In this post Vicki Ostersen shows how to get creative by replacing paint brushes with our hands and feet to make large scale collaborative paintings.
This is a painting project particularly suitable for outdoors, and can be done collaboratively between friends and siblings, but also individually. Enjoy an opportunity to work on a large scale outdoors rather than at a desk – using hands, feet, fingers and toes, rather than brushes to paint!
You will need:
Bright colours of squeezy, washable paint
Trays big enough for children to put their feet and hands in
Large, robust painting surfaces (We used a cardboard box, cut up and primed with white emulsion paint)
A bowl of water for feet and hand washing
Photos of plants and flowers
Soft pencils (6B is perfect)
Black marker pens, such as Sharpies
In preparation I cut up a big cardboard box and primed it with white emulsion paint to give a bright background so that our paint colours would be as clear as possible and ‘sing’.
We squeezed a different colour of paint into each of our trays, and the children worked in pairs, deciding together which colours to use and when to paint with hands rather than feet. They had a washing up bowl full of water to wash hands and feet in so that the colours would stay vibrant.

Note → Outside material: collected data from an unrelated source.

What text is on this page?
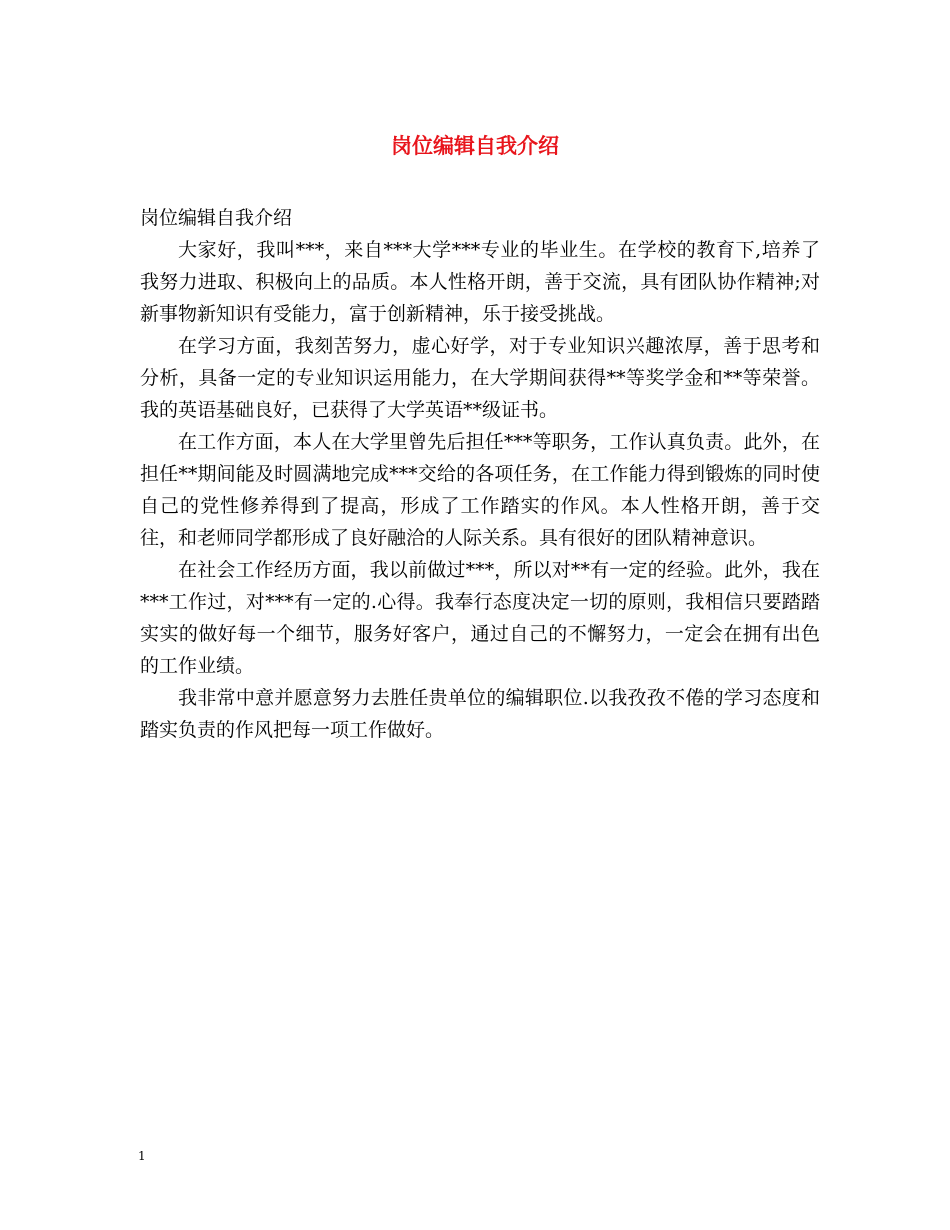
岗位编辑自我介绍

岗位编辑自我介绍

大家好，我叫***，来自***大学***专业的毕业生。在学校的教育下,培养了我努力进取、积极向上的品质。本人性格开朗，善于交流，具有团队协作精神;对新事物新知识有受能力，富于创新精神，乐于接受挑战。

在学习方面，我刻苦努力，虚心好学，对于专业知识兴趣浓厚，善于思考和分析，具备一定的专业知识运用能力，在大学期间获得**等奖学金和**等荣誉。我的英语基础良好，已获得了大学英语**级证书。

在工作方面，本人在大学里曾先后担任***等职务，工作认真负责。此外，在担任**期间能及时圆满地完成***交给的各项任务，在工作能力得到锻炼的同时使自己的党性修养得到了提高，形成了工作踏实的作风。本人性格开朗，善于交往，和老师同学都形成了良好融洽的人际关系。具有很好的团队精神意识。

在社会工作经历方面，我以前做过***，所以对**有一定的经验。此外，我在***工作过，对***有一定的.心得。我奉行态度决定一切的原则，我相信只要踏踏实实的做好每一个细节，服务好客户，通过自己的不懈努力，一定会在拥有出色的工作业绩。

我非常中意并愿意努力去胜任贵单位的编辑职位.以我孜孜不倦的学习态度和踏实负责的作风把每一项工作做好。

1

There were very few rules; I encouraged them to ‘paint’ over each other’s painting, but I asked them to print rather than smear the paint on. It was up to them to decide together when the paintings were finished. It was lovely to listen to their conversations as they collaborated, and to see them experiment with layering images and colours. They enjoyed using different quantities of paint and applying varying pressure with each print. They quickly felt ownership of the process, and what started as a rather simple idea became artwork!
The hand and footprints were really clear on the white painting surface, and we loved how some parts were almost transparent while others were thick and gloopy. You could clearly see everybody’s fingers and toes!
We left the paintings to dry and then I cut them in half so that everyone had their own piece of painting to work into. I gave the children a pile of gardening magazines and we looked through them to find flowers and plants they liked. We talked about how many differently shaped plants there are, and how they grow. They then drew plants of their choice on top of their paintings using 6B pencils. I encouraged them to use the whole space, and to think about the composition. Because the weather was so good, they decided to take their paintings outside so they could also draw from observation in the garden.
Next, they worked into the background areas with brightly coloured chalks. They chose where to use each colour, whilst taking care to leave the flower shapes ‘empty’.
They blended the chalks with their fingers as they went and enjoyed making the colours mix into each other. It was rather magical to see the painted footprints and handprints emerge again.
Everyone really enjoyed how the process of drawing and chalking on top of the painting turned an abstract image into a picture, whilst leaving the story of the painting visible underneath.